Dealing With Extreme Heat
Between April and May 2022, almost 350 million Indians were subjected to severe heat stress. Summer temperatures rose by 0.5-0.9°C on average across districts in Punjab, Haryana, Uttar Pradesh, Bihar, and Rajasthan between 1990 and 2019; winter temperatures rose by a comparable amount in 54% of India’s districts. Maximum temperatures are anticipated to climb by 2-3.5°C in 100 districts and by 1.5- 2°C in approximately 455 districts between 2021 and 2050.
Points to Ponder:
- The article covers how rising temperatures and weather variability are affecting India.
- Between April and May 2022, almost 350 million Indians were subjected to severe heat stress.
- Summer temperatures in Punjab, Haryana, Uttar Pradesh, Bihar, and Rajasthan increased by 0.5-0.9°C on average between 1990 and 2019.
- Winter temperatures have risen similarly in 54% of India’s districts.
- The maximum temperature is anticipated to climb by 2-3.5°C in 100 districts and by 1.5- 2°C in approximately 455 districts between 2021 and 2050.
- Winter temperatures will rise by 1°C to 1.5°C in approximately 485 districts.
- Weather unpredictability has effects, particularly in agriculture, with recent weather variability ruining the bulk of Rajasthan’s cumin crop.
- Rising temperatures have also made cities more unlivable, with heat exposure causing laborers undertaking heavy work to lose productivity.
- Greening could help alleviate some of the problems by increasing the density and size of urban forests and recovering wetlands and dead ponds/lakes.
- To lessen the urban heat island effect, more permeable materials should be used, natural landscapes in metropolitan areas should be enhanced, and urban building standards should be raised.
- Chandigarh is an example of climate-responsive urban architecture that can be replicated in other Indian cities.
- Other options include using public transportation, minimizing personal car usage, reducing landfill size, trash segregation, and solid waste management.
- It is necessary to improve forecasting capability, including the possible impact of heat on food production, as well as to develop policies and guidelines on weather variability and urban heat management at the state, district, city, and municipality ward levels.
- Greening: Increase the permeable urban surface area and push for greater density and size of urban woods.
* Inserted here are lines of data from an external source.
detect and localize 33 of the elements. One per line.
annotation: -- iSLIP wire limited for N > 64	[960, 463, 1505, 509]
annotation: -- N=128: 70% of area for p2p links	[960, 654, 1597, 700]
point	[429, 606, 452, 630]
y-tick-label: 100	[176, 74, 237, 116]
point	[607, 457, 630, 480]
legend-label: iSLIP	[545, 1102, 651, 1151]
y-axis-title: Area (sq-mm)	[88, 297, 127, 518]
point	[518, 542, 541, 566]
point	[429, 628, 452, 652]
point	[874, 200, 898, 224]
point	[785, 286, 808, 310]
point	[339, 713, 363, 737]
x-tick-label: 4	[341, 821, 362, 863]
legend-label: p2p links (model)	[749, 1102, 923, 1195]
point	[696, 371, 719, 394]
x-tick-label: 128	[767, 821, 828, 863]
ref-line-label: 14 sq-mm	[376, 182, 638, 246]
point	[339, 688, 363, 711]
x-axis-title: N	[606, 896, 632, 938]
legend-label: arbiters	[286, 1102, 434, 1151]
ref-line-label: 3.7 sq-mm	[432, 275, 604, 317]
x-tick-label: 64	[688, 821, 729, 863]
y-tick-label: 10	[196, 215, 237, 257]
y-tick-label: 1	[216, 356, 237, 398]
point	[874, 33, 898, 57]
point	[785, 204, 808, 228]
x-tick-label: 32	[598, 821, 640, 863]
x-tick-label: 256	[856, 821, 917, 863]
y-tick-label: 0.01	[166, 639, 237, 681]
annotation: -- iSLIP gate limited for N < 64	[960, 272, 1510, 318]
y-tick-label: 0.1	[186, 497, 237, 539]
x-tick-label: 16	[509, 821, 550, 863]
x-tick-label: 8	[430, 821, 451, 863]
Expanding wetlands and rehabilitating dead and decaying ponds/lakes may contribute to ecological functioning while reducing urban heat.
- Urban design: Promote the use of permeable materials in municipal infrastructure and residential buildings, as well as natural ventilation solutions such as brick jalis and terracotta tiles. Improve city building codes to avoid using heat-absorbing galvanized iron and metal roof sheets. Expand streets with limited ventilation and increase natural vegetation.
- Take advantage of public transit to limit personal vehicle usage and the extent of landfills.
- Waste management: Advocate for waste segregation and solid waste management at the source to decrease methane emissions from mountainous landfills, which can cause fires, worsening urban heat, and weather variability.
- Improve our forecasting abilities, especially the potential impact of heat on food output. Add local heat trends to current food inflation econometric models to help cope with the influence of heat on food production, storage, and sale.
- Policy guidelines: At the state, district, city, and municipality ward levels, develop thorough policies and guidelines on weather variability and urban heat management.
- Taking these steps early on, as well as putting in place basic infrastructure, can help Indians adapt to the worsening hot conditions caused by climate change.